野球肘、肘の怪我はMLB選手から少年までどのレベルでも起こりうる問題です。
肘の故障には球数制限や投球間隔(中4日~6日等)、そして硬いマウンドや滑るボール等(MLBを基準としたもの)だけでなく、体を如何に健康に保つかというコンディショニングの問題も非常に大切な要素です。

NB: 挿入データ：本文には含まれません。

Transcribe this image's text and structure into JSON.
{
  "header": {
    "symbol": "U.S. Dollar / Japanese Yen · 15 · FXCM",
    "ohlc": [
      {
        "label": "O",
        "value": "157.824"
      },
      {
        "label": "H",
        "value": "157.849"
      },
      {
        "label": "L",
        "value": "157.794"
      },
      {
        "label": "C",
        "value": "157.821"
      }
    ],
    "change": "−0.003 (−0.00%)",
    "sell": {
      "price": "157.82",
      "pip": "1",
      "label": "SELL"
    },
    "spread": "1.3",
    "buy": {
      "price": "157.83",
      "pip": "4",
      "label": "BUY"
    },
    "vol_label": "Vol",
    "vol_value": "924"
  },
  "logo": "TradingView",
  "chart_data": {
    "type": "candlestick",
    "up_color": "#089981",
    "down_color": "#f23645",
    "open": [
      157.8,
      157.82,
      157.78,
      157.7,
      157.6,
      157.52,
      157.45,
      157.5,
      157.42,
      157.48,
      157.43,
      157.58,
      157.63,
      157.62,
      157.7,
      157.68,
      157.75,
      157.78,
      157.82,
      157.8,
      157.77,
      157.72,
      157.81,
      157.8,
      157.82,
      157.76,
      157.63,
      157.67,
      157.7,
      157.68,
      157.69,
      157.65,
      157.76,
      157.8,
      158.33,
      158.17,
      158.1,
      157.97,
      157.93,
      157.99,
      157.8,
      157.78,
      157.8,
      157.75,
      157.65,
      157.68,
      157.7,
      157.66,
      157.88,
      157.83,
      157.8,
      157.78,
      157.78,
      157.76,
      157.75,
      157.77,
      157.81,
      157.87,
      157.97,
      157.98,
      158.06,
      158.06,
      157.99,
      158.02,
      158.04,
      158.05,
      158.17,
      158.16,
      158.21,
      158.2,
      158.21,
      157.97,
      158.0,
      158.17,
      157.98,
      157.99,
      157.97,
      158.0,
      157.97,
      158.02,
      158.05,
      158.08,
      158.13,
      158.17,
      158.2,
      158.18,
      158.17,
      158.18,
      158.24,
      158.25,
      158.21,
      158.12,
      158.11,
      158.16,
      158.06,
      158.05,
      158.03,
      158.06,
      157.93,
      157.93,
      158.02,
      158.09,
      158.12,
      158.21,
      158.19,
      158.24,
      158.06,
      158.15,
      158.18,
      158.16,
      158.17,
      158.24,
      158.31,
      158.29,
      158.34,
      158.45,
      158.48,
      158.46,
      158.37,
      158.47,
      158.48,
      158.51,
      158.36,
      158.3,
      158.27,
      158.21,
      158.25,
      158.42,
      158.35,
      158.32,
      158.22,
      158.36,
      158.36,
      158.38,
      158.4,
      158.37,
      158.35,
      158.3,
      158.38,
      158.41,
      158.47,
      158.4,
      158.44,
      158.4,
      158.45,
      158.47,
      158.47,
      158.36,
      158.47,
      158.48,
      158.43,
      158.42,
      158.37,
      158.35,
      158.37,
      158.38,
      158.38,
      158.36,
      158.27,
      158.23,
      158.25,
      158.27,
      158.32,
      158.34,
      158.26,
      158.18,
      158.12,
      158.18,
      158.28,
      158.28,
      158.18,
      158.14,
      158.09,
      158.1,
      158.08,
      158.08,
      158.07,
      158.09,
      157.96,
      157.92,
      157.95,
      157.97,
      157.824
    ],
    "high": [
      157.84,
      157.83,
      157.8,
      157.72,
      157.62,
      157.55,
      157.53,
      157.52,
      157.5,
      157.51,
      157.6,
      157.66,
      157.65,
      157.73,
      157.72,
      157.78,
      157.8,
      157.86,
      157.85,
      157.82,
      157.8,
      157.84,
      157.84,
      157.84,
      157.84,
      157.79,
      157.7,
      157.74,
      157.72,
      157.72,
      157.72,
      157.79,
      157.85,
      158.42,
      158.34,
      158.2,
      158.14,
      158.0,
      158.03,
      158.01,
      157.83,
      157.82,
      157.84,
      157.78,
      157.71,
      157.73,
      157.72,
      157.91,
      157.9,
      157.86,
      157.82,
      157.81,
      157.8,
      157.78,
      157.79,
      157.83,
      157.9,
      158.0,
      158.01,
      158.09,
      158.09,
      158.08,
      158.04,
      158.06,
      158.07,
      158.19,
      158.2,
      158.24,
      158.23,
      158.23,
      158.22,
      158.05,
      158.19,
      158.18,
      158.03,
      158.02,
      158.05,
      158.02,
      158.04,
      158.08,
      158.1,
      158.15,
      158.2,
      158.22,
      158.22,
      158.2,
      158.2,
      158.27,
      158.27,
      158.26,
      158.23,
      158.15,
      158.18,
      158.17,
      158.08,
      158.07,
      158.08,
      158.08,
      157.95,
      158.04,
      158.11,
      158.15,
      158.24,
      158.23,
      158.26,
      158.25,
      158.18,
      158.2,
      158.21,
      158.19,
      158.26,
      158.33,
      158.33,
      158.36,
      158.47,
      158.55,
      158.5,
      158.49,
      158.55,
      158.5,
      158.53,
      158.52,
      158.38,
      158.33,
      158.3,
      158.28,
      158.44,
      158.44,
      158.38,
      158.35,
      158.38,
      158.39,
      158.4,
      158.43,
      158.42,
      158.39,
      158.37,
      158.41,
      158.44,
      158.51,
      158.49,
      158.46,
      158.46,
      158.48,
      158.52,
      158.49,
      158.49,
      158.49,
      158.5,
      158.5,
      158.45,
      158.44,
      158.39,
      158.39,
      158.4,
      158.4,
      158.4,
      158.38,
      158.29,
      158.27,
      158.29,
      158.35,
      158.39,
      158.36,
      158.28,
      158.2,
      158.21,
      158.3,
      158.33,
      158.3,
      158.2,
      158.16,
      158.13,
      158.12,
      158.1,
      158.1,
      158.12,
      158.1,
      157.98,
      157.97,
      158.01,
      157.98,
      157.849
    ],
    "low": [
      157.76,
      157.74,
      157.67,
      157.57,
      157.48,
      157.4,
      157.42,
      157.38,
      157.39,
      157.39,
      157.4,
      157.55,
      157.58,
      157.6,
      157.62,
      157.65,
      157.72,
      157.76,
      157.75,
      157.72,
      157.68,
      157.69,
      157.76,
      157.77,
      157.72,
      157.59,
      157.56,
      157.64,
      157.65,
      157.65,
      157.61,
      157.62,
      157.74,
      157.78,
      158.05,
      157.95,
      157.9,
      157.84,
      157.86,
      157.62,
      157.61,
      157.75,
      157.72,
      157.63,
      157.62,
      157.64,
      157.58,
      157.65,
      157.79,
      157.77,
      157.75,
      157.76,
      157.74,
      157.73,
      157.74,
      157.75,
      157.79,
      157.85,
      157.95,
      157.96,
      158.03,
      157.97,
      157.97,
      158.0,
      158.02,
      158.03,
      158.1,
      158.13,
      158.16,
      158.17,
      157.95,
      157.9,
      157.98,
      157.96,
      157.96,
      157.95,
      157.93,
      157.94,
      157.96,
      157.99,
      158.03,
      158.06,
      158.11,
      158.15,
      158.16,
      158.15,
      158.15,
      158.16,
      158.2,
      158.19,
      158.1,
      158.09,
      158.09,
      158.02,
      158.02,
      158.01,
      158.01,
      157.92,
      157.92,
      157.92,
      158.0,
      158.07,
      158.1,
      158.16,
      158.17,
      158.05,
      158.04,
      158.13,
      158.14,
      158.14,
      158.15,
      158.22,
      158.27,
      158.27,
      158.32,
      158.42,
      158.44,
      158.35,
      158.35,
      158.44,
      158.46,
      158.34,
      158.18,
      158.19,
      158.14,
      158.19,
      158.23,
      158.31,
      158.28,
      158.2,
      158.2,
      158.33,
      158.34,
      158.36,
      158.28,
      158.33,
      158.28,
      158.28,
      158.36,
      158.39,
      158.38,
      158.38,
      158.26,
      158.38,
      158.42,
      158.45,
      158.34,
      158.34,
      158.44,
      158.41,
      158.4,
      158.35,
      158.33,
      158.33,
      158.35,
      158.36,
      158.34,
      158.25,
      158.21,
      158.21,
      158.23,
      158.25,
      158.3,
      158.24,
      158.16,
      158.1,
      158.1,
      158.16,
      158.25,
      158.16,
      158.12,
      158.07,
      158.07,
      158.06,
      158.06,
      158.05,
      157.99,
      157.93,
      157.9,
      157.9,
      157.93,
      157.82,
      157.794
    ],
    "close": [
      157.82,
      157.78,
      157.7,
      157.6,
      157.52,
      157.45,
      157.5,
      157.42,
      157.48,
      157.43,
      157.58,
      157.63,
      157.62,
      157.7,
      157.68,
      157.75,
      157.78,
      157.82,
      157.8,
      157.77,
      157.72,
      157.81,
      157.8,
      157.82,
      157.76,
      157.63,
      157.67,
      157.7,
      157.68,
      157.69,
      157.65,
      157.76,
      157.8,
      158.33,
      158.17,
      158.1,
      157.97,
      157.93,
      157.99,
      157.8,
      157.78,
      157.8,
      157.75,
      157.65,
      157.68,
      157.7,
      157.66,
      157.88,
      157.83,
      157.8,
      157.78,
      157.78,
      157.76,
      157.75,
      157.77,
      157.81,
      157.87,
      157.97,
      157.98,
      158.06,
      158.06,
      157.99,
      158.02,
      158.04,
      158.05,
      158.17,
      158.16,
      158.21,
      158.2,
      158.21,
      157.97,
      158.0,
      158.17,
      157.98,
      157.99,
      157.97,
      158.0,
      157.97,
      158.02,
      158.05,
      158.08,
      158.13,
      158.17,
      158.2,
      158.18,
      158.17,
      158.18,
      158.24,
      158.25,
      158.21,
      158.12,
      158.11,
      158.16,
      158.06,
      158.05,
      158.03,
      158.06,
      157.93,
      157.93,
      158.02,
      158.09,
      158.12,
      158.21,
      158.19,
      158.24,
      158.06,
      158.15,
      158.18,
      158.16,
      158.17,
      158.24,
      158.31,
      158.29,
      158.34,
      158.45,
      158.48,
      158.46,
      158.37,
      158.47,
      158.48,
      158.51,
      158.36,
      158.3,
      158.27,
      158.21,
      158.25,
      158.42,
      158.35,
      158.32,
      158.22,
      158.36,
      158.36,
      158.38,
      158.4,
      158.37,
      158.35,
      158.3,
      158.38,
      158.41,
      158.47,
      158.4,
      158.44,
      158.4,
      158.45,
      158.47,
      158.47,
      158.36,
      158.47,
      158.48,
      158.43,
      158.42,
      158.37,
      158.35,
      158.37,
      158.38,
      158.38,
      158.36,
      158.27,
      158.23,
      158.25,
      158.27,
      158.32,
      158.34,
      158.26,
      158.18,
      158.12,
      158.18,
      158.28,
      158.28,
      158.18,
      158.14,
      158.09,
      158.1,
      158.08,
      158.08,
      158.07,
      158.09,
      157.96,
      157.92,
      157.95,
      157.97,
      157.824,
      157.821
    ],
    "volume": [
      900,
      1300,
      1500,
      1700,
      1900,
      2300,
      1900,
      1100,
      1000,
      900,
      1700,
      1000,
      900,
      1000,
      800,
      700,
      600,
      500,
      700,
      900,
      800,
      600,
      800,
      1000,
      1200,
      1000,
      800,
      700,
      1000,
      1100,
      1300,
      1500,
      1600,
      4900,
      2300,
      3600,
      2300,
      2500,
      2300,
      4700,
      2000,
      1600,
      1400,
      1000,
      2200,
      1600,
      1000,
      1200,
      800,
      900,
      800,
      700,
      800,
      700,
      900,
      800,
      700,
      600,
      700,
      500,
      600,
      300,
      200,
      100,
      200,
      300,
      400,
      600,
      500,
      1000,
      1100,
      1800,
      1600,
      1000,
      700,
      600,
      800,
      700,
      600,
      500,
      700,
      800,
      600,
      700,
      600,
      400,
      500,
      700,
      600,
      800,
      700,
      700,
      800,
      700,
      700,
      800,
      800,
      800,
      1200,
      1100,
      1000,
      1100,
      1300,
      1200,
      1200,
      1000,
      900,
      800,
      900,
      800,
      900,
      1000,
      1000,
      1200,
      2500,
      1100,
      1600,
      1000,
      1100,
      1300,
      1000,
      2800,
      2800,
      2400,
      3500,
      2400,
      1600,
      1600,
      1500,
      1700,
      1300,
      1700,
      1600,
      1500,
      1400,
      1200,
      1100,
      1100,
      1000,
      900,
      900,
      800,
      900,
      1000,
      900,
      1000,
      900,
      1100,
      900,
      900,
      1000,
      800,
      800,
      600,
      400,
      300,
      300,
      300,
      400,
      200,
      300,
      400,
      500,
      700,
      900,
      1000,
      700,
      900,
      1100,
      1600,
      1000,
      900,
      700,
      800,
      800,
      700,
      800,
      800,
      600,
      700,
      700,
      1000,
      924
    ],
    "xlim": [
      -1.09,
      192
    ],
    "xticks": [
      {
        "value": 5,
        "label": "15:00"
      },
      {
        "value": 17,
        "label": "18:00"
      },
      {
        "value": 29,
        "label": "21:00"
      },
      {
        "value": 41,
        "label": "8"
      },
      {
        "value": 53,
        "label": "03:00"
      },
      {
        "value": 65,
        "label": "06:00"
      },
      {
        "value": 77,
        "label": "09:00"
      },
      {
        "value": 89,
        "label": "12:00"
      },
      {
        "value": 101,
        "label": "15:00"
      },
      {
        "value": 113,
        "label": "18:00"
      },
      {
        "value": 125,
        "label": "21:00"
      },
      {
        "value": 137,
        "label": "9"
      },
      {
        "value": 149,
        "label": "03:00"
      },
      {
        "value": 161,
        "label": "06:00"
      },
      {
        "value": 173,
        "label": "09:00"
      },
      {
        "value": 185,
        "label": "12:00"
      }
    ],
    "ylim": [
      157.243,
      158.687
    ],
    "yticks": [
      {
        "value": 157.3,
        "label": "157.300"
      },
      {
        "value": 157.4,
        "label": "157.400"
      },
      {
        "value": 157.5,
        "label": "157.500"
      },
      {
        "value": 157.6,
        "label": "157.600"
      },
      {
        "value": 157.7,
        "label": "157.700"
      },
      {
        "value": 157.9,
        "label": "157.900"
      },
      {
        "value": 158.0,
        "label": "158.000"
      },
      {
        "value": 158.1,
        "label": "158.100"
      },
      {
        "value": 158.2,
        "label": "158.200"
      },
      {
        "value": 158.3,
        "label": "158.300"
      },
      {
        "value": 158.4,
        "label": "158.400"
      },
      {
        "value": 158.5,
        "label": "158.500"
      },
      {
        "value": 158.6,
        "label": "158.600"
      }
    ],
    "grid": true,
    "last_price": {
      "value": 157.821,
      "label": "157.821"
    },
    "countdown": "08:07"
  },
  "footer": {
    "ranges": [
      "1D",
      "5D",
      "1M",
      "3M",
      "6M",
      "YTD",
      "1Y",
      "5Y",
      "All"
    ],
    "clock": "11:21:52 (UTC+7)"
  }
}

ケガの予防や疲労回復には肘まわりや前腕部のストレッチも大切ですが、体の仕組みを知るとさらに有効な手段となり得る方法もあることがわかっています。
そこで肘の筋腱移行部に注目し【圧】刺激を加えることでストレッチ効果を倍増させる方法に迫ってみましょう。
しっかりと定期的に行うことで肘のケガを予防するだけでなく、ムチのような腕の【しなり】を生み出す効果も高まり球速アップにも繋がります。
Contents
肘のケガの正体
同じ肘のケガであっても成長期の子供と成人の場合ではその特徴が大きく異なります。
子供の肘の場合
出典:https://goo.gl/je5kxS *左投手、左肘を後方から観察
成長期の場合、骨の成長過程にありいわゆるリトルリーグエルボーと呼ばれる野球肘が大きな原因となります。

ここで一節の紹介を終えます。